Here was a way, if she would take it. Here was a path that she could choose. She could take the darkness to her; become both its ruler and its servant. It would possess her in the end, but then so would the light. Every living thing died; that was the price one paid for life.

It was a potent temptation. She knelt in the empty mosque, in the fading daylight, and all about her the spirits gathered: jinn and afarit, wrought of essential fire. They were no more purely of dark or light than any human creature. They too had that gift and curse: they could choose which power they would serve.

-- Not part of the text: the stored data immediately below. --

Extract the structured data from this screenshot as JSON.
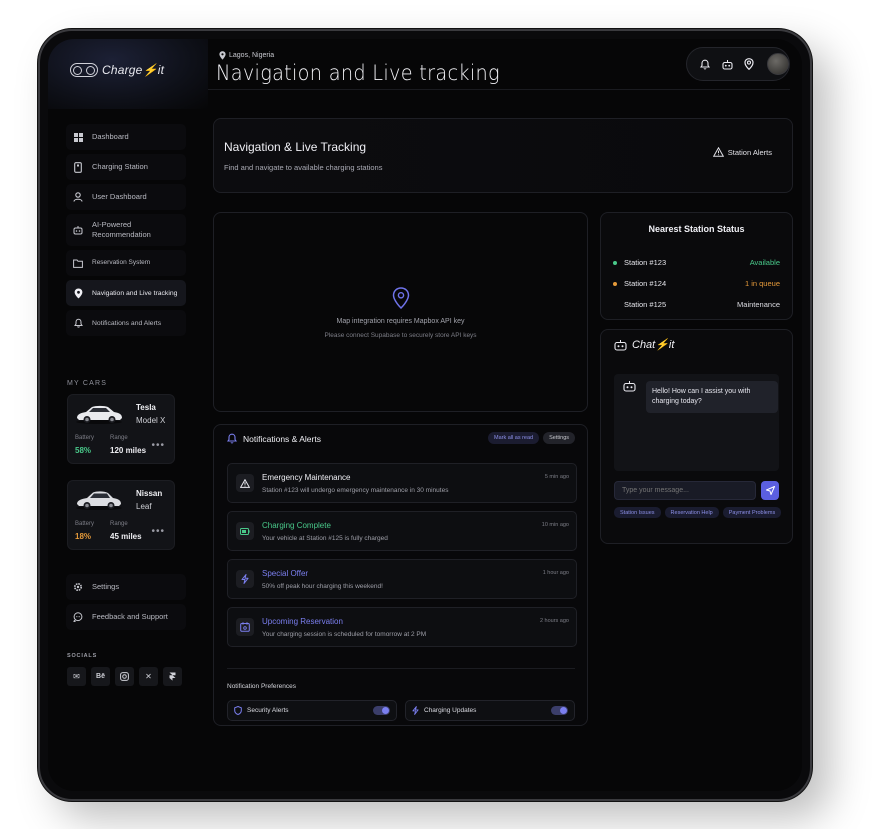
{
  "brand": {
    "name": "Charge⚡it"
  },
  "header": {
    "location": "Lagos, Nigeria",
    "title": "Navigation and Live tracking"
  },
  "sidebar": {
    "items": [
      {
        "label": "Dashboard",
        "icon": "grid-icon"
      },
      {
        "label": "Charging Station",
        "icon": "phone-icon"
      },
      {
        "label": "User Dashboard",
        "icon": "user-icon"
      },
      {
        "label": "AI-Powered Recommendation",
        "icon": "robot-icon"
      },
      {
        "label": "Reservation System",
        "icon": "folder-icon"
      },
      {
        "label": "Navigation and Live tracking",
        "icon": "location-pin-icon",
        "active": true
      },
      {
        "label": "Notifications and Alerts",
        "icon": "bell-icon"
      }
    ],
    "my_cars_title": "MY CARS",
    "cars": [
      {
        "make": "Tesla",
        "model": "Model X",
        "battery_label": "Battery",
        "battery": "58%",
        "battery_color": "#49c98a",
        "range_label": "Range",
        "range": "120 miles"
      },
      {
        "make": "Nissan",
        "model": "Leaf",
        "battery_label": "Battery",
        "battery": "18%",
        "battery_color": "#e59a3a",
        "range_label": "Range",
        "range": "45 miles"
      }
    ],
    "bottom_items": [
      {
        "label": "Settings",
        "icon": "gear-icon"
      },
      {
        "label": "Feedback and Support",
        "icon": "chat-bubble-icon"
      }
    ],
    "socials_title": "SOCIALS",
    "socials": [
      "mail-icon",
      "behance-icon",
      "instagram-icon",
      "x-icon",
      "framer-icon"
    ]
  },
  "hero": {
    "title": "Navigation & Live Tracking",
    "subtitle": "Find and navigate to available charging stations",
    "alerts_button": "Station Alerts"
  },
  "map": {
    "line1": "Map integration requires Mapbox API key",
    "line2": "Please connect Supabase to securely store API keys"
  },
  "status": {
    "title": "Nearest Station Status",
    "rows": [
      {
        "name": "Station #123",
        "status": "Available",
        "color": "#49c98a",
        "dot": true
      },
      {
        "name": "Station #124",
        "status": "1 in queue",
        "color": "#e59a3a",
        "dot": true
      },
      {
        "name": "Station #125",
        "status": "Maintenance",
        "color": "#dcdce2",
        "dot": false
      }
    ]
  },
  "chat": {
    "title": "Chat⚡it",
    "message": "Hello! How can I assist you with charging today?",
    "placeholder": "Type your message...",
    "chips": [
      "Station Issues",
      "Reservation Help",
      "Payment Problems"
    ]
  },
  "notifications": {
    "title": "Notifications & Alerts",
    "mark_all": "Mark all as read",
    "settings": "Settings",
    "items": [
      {
        "title": "Emergency Maintenance",
        "desc": "Station #123 will undergo emergency maintenance in 30 minutes",
        "time": "5 min ago",
        "color": "#f0f0f5",
        "icon": "warning-icon"
      },
      {
        "title": "Charging Complete",
        "desc": "Your vehicle at Station #125 is fully charged",
        "time": "10 min ago",
        "color": "#49c98a",
        "icon": "battery-icon"
      },
      {
        "title": "Special Offer",
        "desc": "50% off peak hour charging this weekend!",
        "time": "1 hour ago",
        "color": "#7b7ff0",
        "icon": "lightning-icon"
      },
      {
        "title": "Upcoming Reservation",
        "desc": "Your charging session is scheduled for tomorrow at 2 PM",
        "time": "2 hours ago",
        "color": "#7b7ff0",
        "icon": "calendar-icon"
      }
    ],
    "prefs_title": "Notification Preferences",
    "prefs": [
      {
        "label": "Security Alerts",
        "icon": "shield-icon",
        "on": true
      },
      {
        "label": "Charging Updates",
        "icon": "lightning-icon",
        "on": true
      }
    ]
  }
}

They swarmed above her, thick as a migration of swallows. They darted, swooped, wheeled. Some of them sang in eerie voices. When there were words that she could understand, those were words in Arabic, verses of the Koran and praises of the All-Merciful. Of course these would be good Muslim spirits, since this was a Muslim place, however faded and forgotten.

Laughter bubbled up in her, sudden and altogether unexpected. It had an edge to it, the cut of irony, but it was honest enough. In the giddy swirl of the spirits’ dance, she had found, not peace, not exactly—but a degree of sanity. She was still angry, but with some vestige of measure and restraint. For the first time in a long while, her mind was clear. She could think. She could make a choice.

Not the darkness now. Later, who knew? For the moment she remained in the light, though the shadows were a fraction deeper than they had been before.

She remained there into the night, resting her spirit in the dance of the afarit. When she left them, they sang a long, rippling note: bidding farewell for a while, but not for always. She sang it back to them as best she could. Those that were nearest to solid form and substance bowed before her, not entirely in mockery, and one or two followed her through the midnight blackness of Jaffa, seeing her safe to her room in Master Judah’s hospital.